Teknekron Corporation
- Type: Private
- Founded: 1968; 58 years ago
- Headquarters: Incline Village, Nevada, United States
- Website: teknekroncorp.com

= Teknekron Corporation =

Teknekron Corporation is one of the world's first technology-focused business incubators.

Teknekron was founded in Berkeley, California, in 1968 by Harvey Wagner and several UC Berkeley professors, including George Turin, D.Sc., a professor of electrical engineering and computer sciences who served as vice president of technology. By 1991 it had grown to $225 million in revenue, a 40% annual rate of growth.

The company is registered in the tax shelter of Incline Village in Nevada. Although Wagner had a small office there near his Lake Tahoe house, most of the company's operations are in Berkeley, the San Francisco Peninsula, and the Dallas–Fort Worth area.

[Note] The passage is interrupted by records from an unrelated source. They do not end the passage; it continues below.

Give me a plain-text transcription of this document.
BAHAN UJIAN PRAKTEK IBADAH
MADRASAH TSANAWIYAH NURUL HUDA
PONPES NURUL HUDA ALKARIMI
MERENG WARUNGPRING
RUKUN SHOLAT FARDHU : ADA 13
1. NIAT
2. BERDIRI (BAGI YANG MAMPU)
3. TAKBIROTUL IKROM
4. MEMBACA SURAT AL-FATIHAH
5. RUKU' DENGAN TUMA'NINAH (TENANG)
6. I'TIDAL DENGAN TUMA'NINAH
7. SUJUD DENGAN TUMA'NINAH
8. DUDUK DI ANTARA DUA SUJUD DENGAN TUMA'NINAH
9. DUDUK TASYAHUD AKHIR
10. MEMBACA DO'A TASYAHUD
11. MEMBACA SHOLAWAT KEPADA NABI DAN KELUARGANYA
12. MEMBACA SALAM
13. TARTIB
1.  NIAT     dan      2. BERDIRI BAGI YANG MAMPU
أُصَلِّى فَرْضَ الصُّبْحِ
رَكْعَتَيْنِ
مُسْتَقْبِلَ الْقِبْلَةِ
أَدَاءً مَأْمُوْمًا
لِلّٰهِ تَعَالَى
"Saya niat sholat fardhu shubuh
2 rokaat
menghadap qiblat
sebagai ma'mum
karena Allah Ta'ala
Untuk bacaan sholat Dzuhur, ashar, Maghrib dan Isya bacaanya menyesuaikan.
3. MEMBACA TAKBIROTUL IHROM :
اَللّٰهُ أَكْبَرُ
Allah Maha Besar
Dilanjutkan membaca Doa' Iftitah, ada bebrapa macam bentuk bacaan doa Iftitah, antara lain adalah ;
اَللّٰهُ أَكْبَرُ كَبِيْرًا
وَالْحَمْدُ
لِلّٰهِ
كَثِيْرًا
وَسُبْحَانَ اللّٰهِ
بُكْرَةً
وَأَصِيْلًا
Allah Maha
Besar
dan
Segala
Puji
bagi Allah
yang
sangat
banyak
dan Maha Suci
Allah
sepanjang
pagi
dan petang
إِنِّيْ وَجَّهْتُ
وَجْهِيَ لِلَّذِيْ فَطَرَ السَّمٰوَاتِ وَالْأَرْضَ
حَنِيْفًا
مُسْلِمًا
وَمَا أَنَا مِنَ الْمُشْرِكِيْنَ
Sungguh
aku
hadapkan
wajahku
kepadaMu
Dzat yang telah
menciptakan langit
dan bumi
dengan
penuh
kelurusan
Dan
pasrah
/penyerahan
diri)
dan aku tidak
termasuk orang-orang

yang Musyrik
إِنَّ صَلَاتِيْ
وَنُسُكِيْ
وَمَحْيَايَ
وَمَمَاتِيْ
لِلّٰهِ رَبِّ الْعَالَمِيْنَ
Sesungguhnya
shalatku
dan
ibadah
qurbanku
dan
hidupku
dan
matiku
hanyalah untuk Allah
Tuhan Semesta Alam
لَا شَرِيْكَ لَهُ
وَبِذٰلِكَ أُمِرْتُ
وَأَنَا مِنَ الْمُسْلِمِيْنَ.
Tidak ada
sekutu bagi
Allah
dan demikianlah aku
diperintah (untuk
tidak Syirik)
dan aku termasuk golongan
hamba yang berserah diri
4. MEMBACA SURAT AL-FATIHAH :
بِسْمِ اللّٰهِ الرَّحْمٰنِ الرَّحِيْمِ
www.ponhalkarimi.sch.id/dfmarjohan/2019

==Theoretical and policy research==
During the 1960s and 1970s, Teknekron was awarded numerous research contracts by the U.S. government, including the transfer of technology from NASA's space program to civilian uses, the dispersal modeling and generation forecasts of noxious gases from power generation, urban effects of drought in San Francisco, mental health services in California, durability of manufactured goods, and public perceptions of highway safety.

Contracted research for private clients included Workers' compensation. Some of Teknekron's research was performed in partnership with UC Berkeley.

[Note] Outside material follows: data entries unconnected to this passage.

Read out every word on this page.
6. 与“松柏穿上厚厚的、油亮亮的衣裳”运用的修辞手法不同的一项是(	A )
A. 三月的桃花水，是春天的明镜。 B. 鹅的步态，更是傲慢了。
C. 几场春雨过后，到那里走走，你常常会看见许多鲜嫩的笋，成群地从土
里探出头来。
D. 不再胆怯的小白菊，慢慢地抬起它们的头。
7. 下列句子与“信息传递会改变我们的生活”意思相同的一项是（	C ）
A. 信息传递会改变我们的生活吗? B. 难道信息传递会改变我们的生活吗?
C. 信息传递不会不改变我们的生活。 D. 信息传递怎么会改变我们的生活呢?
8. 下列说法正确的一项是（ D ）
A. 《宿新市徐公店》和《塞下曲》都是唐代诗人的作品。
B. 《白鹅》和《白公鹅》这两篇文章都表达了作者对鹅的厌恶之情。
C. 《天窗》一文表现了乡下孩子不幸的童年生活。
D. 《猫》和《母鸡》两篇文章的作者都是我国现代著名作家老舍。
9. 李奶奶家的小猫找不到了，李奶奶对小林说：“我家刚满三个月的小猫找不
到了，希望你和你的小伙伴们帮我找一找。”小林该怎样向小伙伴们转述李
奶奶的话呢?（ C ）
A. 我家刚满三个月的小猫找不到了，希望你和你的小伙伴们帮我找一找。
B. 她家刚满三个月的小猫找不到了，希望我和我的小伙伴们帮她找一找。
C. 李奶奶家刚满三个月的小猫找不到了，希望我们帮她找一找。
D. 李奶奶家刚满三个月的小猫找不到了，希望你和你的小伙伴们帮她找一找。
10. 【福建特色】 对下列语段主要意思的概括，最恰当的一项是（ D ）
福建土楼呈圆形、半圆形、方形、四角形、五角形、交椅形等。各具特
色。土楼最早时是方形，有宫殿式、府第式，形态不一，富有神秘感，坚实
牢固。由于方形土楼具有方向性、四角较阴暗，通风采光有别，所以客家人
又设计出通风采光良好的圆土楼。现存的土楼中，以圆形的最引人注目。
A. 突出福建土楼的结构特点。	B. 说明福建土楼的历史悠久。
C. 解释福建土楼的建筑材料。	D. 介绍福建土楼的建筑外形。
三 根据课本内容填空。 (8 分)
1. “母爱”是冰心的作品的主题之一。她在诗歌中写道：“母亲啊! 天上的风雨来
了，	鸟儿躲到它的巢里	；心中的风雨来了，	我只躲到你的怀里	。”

The stated goal of the company is: "New Teknekron ventures do not take the traditional course of developing, from the outset, a standard product for the end-user market. Instead, they concentrate on developing products for inclusion in other, generally larger companies' product lines, and on delivering customized integrated systems for such companies' internal use. It is only after years of working with client companies on specific projects that a Teknekron enterprise might condense its market-honed technologies into generic "core products." This market approach has distinguished us from venture- capital partnerships, which tend to focus on funding companies that ab initio develop products for the end-user market."

==Incubated businesses==
By 1991 four companies had been spun out as separate public companies or sold off, one had failed and six were running as "affiliate companies."
- IEX Corporation, bought by Tekelec in 1999 for $163 million
- Integrated Automation, bought by Litton Industries
- Teknekron Energy Resource Analysts Corporation (TERA Corp)
- Teknekron Communications Systems Inc., renamed TCSI in 1995 and bought by Rocket Software in 2003
- Teknekron Financial Services, absorbed by Computer Sciences Corporation
- Teknekron Infoswitch, bought by Greenwich Street Capital Partners in 1999.
- Teknekron Sensor Development Corp, a manufacturer of scanning probe microscopy components
- Teknekron Software Systems, bought by Reuters in 1993 for $125.1 million now known as TIBCO Software.

==Partnerships==
Teknekron partnered with external firms as well. In 1991 it signed a co-marketing agreement with the Belgian microelectronics research partnership Interuniversity Microelectronics Centre.